There’s a reason married couples hang together. They’re in the same boat. The marriage boat. They raise kids together, have bbq’s, go on vacations together, and give each other baby showers. That’s how it is supposed to be. But goodness if you are that ONE couple in the group of friends who divorce and suddenly you might find yourself ostracized or your good friends regarding you "differently" as I went thru. Anybody see the movie "Bridget Jones"? It is one of my favorite movies of all time. For you see I have "been" Bridget and attended dinners with some of my married couple friends and felt as she did (except my friends were nice and loving) and while they were nice and loving, I was still despite their best efforts still regarded as strangely single..like I was missing an eye or a leg or had half a body. Focus was always immediately on "well are you seeing somebody yet Belle?" I woudl reply. Nope. Just happy "as I am" (thank Bridget!). Now my friends (who are and were my friends all along and great couples) I can honestly say feel a bit more "as it were" about me being happy and T and I being together and the re-establishment of "couple-dom" if you will.
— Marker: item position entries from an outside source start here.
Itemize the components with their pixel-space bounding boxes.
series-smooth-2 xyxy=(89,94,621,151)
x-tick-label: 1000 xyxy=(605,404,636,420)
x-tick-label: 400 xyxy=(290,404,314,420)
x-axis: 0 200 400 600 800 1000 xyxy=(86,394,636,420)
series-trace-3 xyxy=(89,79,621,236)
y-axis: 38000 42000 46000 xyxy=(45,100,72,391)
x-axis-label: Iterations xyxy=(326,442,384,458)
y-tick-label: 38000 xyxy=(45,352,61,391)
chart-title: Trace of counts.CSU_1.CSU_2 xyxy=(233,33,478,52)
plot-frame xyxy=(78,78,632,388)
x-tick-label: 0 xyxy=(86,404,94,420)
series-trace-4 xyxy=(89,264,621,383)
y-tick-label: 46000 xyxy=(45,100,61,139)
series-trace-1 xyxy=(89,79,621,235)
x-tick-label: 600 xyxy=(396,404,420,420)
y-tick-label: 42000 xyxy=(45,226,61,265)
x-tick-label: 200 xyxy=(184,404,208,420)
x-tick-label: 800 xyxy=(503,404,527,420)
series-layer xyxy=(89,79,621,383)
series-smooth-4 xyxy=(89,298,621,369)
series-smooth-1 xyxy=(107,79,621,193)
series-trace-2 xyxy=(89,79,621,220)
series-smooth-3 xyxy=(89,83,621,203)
~These are my radical somewhat views on why people sometimes aren’t terribly supportive of encore brides and weddings and also why the wedding industry itself somewhat sweeps us under the rug.
I shall now and forevermore step not too gracefully off this soapbox and resume my duties. Again, hope I didn’t offend anybody at all. These were my experiences. These are my perceptions. I may be totally off base. Or I might be on track. It doesn’t matter. What DOES matter is that brides are given the day they deserve of love and utter happiness and grooms feel free to celebrate just the same their love and excitement for as the bee LizWintz put it "
Here is my thing-encore or not, first time, second time…
It is the first time you are marrying each other.
‘nuf said! Do what you want and enjoy! "
The soapbox is now forever retired to the closet and won’t return…I hope.